The things, however, that still have the power to cripple me, reduce me to tears and knock me sideways are simple passing comments and ignorant judgment from others. If I had a penny for every time someone said, "I don't know how you do it," and "I couldn't do it," I'd be an incredibly rich yet deeply frustrated mother.
Nisha Jogia Soni, her husband, Hamel, and their three children: Kush, Keira and Shailee.
And then there are the knife-to-the-heart type of comments: "Didn't you have the tests?" or "Thank God my screenings came back fine." Would having a child like mine be so awful? Why do you shamefully assume that if I did have those prenatal screenings I'd have terminated my pregnancy?
    Add that to the number of times I hear words like "retard," "spastic" and "special needs" used in casual banter to describe a lack of intelligence (of someone who is otherwise fully abled), and I am left hollow. I constantly face an internal battle of how to formulate the right response.

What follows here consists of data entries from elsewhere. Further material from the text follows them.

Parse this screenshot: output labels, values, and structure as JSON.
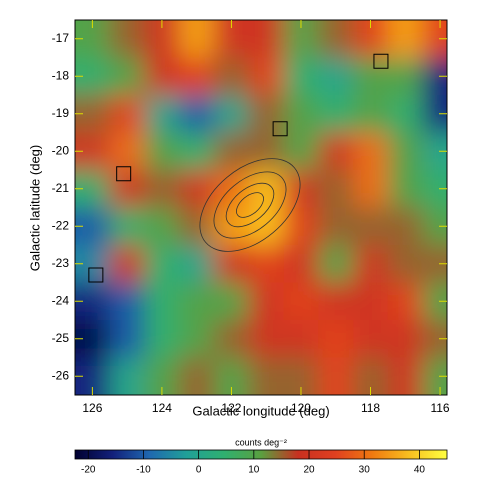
{
  "chart_data": {
    "type": "heatmap",
    "xlabel": "Galactic longitude (deg)",
    "ylabel": "Galactic latitude (deg)",
    "x": [
      126,
      125,
      124,
      123,
      122,
      121,
      120,
      119,
      118,
      117,
      116
    ],
    "y": [
      -17,
      -18,
      -19,
      -20,
      -21,
      -22,
      -23,
      -24,
      -25,
      -26
    ],
    "z": [
      [
        10,
        15,
        20,
        35,
        20,
        20,
        10,
        15,
        25,
        35,
        25
      ],
      [
        5,
        10,
        20,
        25,
        15,
        25,
        5,
        0,
        10,
        10,
        -15
      ],
      [
        15,
        25,
        0,
        -10,
        0,
        15,
        10,
        5,
        10,
        5,
        -15
      ],
      [
        20,
        30,
        10,
        5,
        15,
        15,
        10,
        20,
        30,
        10,
        0
      ],
      [
        5,
        20,
        15,
        20,
        30,
        38,
        20,
        15,
        30,
        10,
        5
      ],
      [
        -10,
        5,
        10,
        15,
        35,
        38,
        25,
        15,
        15,
        15,
        10
      ],
      [
        -5,
        20,
        5,
        0,
        20,
        25,
        20,
        10,
        20,
        15,
        15
      ],
      [
        -15,
        -10,
        5,
        10,
        10,
        20,
        25,
        20,
        20,
        25,
        10
      ],
      [
        -20,
        -10,
        5,
        10,
        15,
        20,
        20,
        25,
        20,
        20,
        15
      ],
      [
        -15,
        0,
        10,
        15,
        10,
        15,
        15,
        25,
        15,
        20,
        10
      ]
    ],
    "xlim": [
      126.5,
      115.8
    ],
    "ylim": [
      -26.5,
      -16.5
    ],
    "xticks": [
      126,
      124,
      122,
      120,
      118,
      116
    ],
    "yticks": [
      -17,
      -18,
      -19,
      -20,
      -21,
      -22,
      -23,
      -24,
      -25,
      -26
    ],
    "markers": {
      "x": [
        117.7,
        120.6,
        125.1,
        125.9
      ],
      "y": [
        -17.6,
        -19.4,
        -20.6,
        -23.3
      ]
    },
    "colorbar": {
      "label": "counts deg⁻²",
      "clim": [
        -22.4,
        45
      ],
      "ticks": [
        -20,
        -10,
        0,
        10,
        20,
        30,
        40
      ]
    },
    "colorscale": [
      "#000030",
      "#12207a",
      "#1f68b0",
      "#20a098",
      "#2fb070",
      "#5aa040",
      "#c83020",
      "#e04020",
      "#f07a10",
      "#f8c020",
      "#ffff40"
    ]
  }
}
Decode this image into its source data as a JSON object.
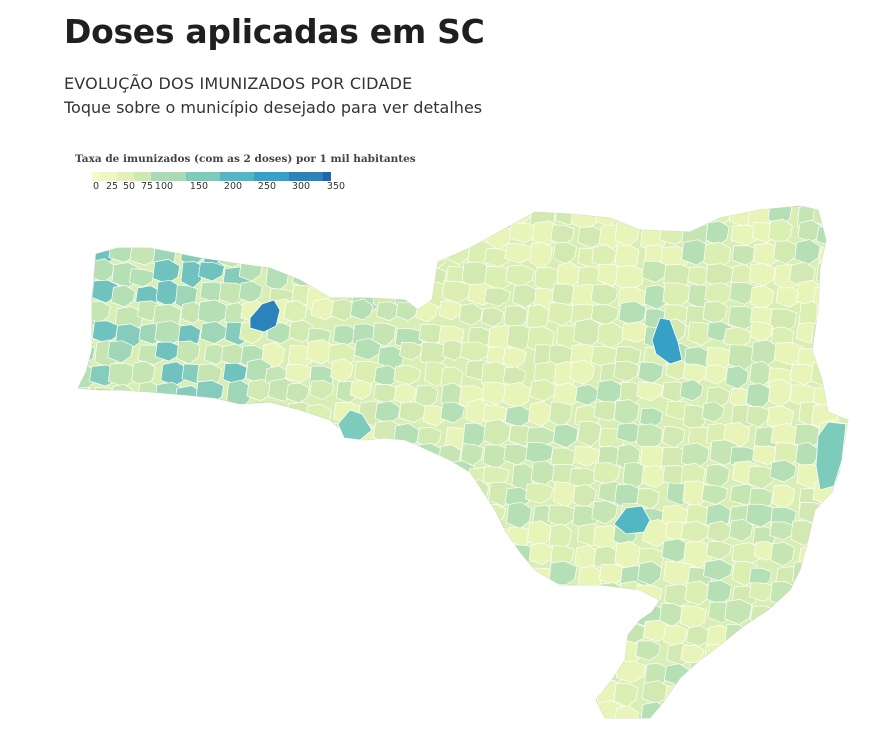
{
  "header": {
    "title": "Doses aplicadas em SC",
    "subtitle": "EVOLUÇÃO DOS IMUNIZADOS POR CIDADE",
    "instruction": "Toque sobre o município desejado para ver detalhes"
  },
  "legend": {
    "title": "Taxa de imunizados (com as 2 doses) por 1 mil habitantes",
    "ticks": [
      "0",
      "25",
      "50",
      "75",
      "100",
      "150",
      "200",
      "250",
      "300",
      "350"
    ],
    "tick_values": [
      0,
      25,
      50,
      75,
      100,
      150,
      200,
      250,
      300,
      350
    ],
    "colors": [
      "#f7fcc4",
      "#eef7bd",
      "#e2f1b7",
      "#cde9b2",
      "#a8dbb5",
      "#7ccbbb",
      "#52b7c2",
      "#36a0c6",
      "#2a83bb",
      "#2166ac"
    ]
  },
  "map": {
    "region": "Santa Catarina",
    "highlighted_fill_levels": {
      "far_west_dark_municipality": 340,
      "plateau_center_municipality": 250,
      "south_center_municipality": 210,
      "coastal_strip_municipality": 170
    }
  }
}
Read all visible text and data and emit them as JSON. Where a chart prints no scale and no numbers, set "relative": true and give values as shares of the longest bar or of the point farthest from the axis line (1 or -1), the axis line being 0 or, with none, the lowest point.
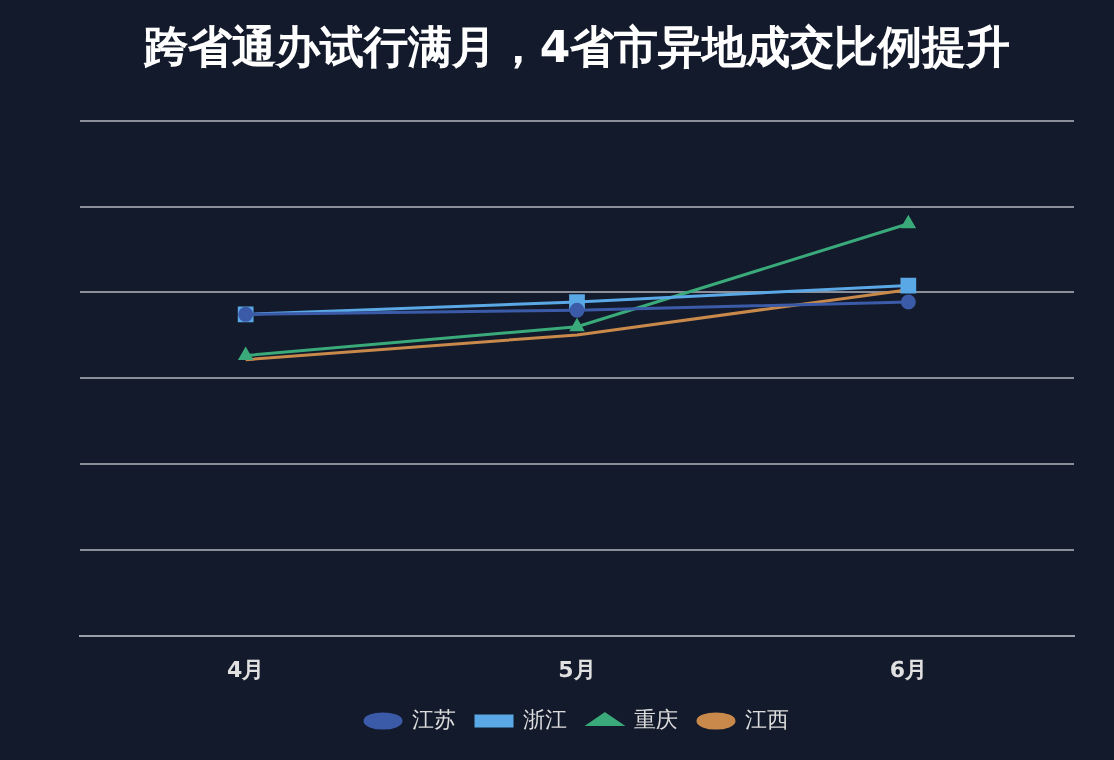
{
  "chart_data": {
    "type": "line",
    "title": "跨省通办试行满月，4省市异地成交比例提升",
    "categories": [
      "4月",
      "5月",
      "6月"
    ],
    "relative": true,
    "grid": "y",
    "legend": "bottom",
    "series": [
      {
        "name": "江苏",
        "color": "#3b5ba8",
        "marker": "circle",
        "values": [
          0.78,
          0.79,
          0.81
        ]
      },
      {
        "name": "浙江",
        "color": "#5aa9e6",
        "marker": "square",
        "values": [
          0.78,
          0.81,
          0.85
        ]
      },
      {
        "name": "重庆",
        "color": "#3aaa7a",
        "marker": "triangle",
        "values": [
          0.68,
          0.75,
          1
        ]
      },
      {
        "name": "江西",
        "color": "#c8894a",
        "marker": "none",
        "values": [
          0.67,
          0.73,
          0.84
        ]
      }
    ]
  }
}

    Part of the struggle is that I know in the vast majority of cases there is no intention to cause offense or be derogatory to others. Combine that with the fact that there are many adults who don't take too well to being corrected, and it can get awkward.
    But to say nothing, I feel, is almost worse.
    Equally, it's a tough pill to swallow when people stare at us -- at Kush -- with eyes filled with pity. I see it all: The side glances when we're out in a restaurant, the quick bow of your head when I look up to catch your stare. I know you are imagining what you would do if your child had a disability. I know you get a pang of pure gratitude that you have your fully abled child sitting in front of you.
    Kush Soni and his sisters: Keira and Shailee.
    I know this because I was once like you.
    But it doesn't have to be this way, does it?
    We need to get to a point where when your observant child points at another child with a disability and asks you at the top of his lungs, "Why can't he talk properly?" you don't drop your head and pretend you didn't hear him ask. We need to get to a point where you don't "shhh" your child because you're embarrassed. Instead, you answer your child's question, and if you're not sure how to, at least try. Or, if you're feeling brave enough, come on over and let's answer it together.